Dura replica dei comitati Opzione Zero al sindaco di Pianiga Massimiliano Calzavara, che si era detto meravigliato per la mancanza del casello nei progetti.

«Il sindaco Calzavara», dicono con le portavoce del Comitato, Rebecca Ruvoletto e Lisa Causin, «afferma di sentirsi preso in giro dai suoi colleghi di partito presenti in Regione perché non ci sono finanziamenti per costruire il casello di Albarea? Poi si dice sorpreso di scoprire che il casello di Roncoduro sarà forse riaperto parzialmente (solo in direzione Mestre)?

O il sindaco di Pianiga è in malafede o è incapace di guardare i progetti e di ascoltare quello che da anni espongono comitati e cittadini.

I piani del suo collega di partito Renato Chisso sono chiari: innesto della Romea Commerciale a Roncoduro.

Il casello di Albarea ci sarà solo se andrà in porto Veneto City.

In tal caso, oltre ad impedire la riapertura totale del casello di Roncoduro potrebbe anche “saltare” l’apertura parziale dell’ex casello di Dolo per evitare che il “tornello” si trasferisca tra il casello di Albarea e Roncoduro».

Duro l’affondo. «Se il sindaco Calzavara- conclude Opzione Zero – avesse avuto a cuore, di aiutare le imprese a restare competitive ed evitare che chiudano i battenti, avrebbe bocciato il devastante progetto di Veneto City e chiesto il rispetto degli accordi sul Passante: spostamento della barriera a Roncoduro con accesso all’autostrada in ambo le direzioni.
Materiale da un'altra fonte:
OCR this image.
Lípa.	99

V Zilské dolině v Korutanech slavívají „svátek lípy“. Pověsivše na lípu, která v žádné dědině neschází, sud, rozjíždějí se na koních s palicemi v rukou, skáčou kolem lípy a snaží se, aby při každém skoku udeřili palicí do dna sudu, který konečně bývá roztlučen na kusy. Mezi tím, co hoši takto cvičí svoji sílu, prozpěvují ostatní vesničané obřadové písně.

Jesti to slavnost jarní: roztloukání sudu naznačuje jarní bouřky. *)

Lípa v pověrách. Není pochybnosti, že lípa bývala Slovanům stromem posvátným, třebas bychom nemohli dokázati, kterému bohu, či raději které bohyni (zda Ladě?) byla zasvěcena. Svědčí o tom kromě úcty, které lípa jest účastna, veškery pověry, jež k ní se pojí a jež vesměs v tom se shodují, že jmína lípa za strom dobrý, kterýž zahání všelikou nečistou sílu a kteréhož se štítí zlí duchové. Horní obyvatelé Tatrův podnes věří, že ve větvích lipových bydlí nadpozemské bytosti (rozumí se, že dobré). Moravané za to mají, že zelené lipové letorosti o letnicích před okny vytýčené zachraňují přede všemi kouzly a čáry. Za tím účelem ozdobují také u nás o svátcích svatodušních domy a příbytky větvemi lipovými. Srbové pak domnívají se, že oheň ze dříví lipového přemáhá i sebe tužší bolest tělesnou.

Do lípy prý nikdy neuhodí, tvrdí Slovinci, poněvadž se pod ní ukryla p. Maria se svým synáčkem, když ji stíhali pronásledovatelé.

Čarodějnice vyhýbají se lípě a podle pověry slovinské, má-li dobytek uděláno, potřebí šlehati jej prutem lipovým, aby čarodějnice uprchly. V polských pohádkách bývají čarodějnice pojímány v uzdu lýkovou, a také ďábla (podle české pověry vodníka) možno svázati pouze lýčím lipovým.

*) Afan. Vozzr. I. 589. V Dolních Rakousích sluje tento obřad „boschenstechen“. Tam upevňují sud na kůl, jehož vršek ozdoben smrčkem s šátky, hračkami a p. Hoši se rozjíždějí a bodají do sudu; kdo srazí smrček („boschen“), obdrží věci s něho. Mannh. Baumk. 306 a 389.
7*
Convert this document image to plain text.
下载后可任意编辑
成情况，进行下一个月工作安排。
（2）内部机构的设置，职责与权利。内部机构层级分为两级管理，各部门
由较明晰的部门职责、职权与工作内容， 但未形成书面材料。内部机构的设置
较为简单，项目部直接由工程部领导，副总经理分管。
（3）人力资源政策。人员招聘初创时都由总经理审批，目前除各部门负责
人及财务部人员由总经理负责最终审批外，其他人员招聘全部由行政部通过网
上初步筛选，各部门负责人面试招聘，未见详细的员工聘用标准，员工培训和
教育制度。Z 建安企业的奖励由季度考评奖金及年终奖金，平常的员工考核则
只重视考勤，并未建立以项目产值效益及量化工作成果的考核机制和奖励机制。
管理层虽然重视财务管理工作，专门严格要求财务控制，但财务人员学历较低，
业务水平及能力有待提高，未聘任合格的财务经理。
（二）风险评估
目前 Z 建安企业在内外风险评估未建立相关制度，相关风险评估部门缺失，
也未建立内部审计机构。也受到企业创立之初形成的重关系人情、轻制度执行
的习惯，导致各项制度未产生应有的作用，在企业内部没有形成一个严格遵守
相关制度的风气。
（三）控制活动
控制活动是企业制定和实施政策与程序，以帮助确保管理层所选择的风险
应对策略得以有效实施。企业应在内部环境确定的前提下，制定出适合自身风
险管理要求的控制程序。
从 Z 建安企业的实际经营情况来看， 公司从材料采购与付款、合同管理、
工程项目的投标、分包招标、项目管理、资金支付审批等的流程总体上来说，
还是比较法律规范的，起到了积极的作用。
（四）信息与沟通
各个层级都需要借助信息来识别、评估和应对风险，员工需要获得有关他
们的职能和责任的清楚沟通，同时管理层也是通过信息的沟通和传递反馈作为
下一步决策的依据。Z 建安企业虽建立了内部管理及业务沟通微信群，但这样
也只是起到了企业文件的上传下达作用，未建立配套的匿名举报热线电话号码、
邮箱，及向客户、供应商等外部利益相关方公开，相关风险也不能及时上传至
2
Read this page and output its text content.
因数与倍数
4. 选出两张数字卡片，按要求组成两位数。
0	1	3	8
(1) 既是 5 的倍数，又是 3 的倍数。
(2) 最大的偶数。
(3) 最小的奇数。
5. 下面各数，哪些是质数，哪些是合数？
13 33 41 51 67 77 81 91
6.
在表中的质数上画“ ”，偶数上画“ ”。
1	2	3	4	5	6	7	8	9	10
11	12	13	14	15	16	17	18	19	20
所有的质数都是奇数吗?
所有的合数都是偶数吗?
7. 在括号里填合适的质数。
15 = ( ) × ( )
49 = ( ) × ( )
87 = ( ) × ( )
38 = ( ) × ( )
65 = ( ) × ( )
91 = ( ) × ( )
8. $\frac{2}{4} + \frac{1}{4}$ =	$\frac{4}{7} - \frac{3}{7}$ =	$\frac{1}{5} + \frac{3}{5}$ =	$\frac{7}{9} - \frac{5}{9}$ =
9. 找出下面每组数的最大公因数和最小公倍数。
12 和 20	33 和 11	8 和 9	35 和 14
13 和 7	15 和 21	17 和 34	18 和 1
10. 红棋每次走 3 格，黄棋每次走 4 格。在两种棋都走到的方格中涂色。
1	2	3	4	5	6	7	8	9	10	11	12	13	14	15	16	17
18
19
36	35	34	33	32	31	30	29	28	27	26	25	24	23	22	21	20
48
Ciò comporterebbe minor consumo di suolo, l’integrità dell’abitato di Albarea e della sua villa e metterebbe a frutto infrastrutture già realizzate con milioni di euro».

(a.ab.)

 

L’ira di Calzavara «Il casello di Albarea non è finanziato» 

PIANIGA «Ci sentiamo presi in giro dalla Regione. Per il casello autostradale di Albarea sulla A4 non sono ancora stati stanziati dei finanziamenti ad hoc nonostante questa opera sia prevista da tempo a servizio dell’area industriale di Dolo – Pianiga che è la terza della nostra provincia».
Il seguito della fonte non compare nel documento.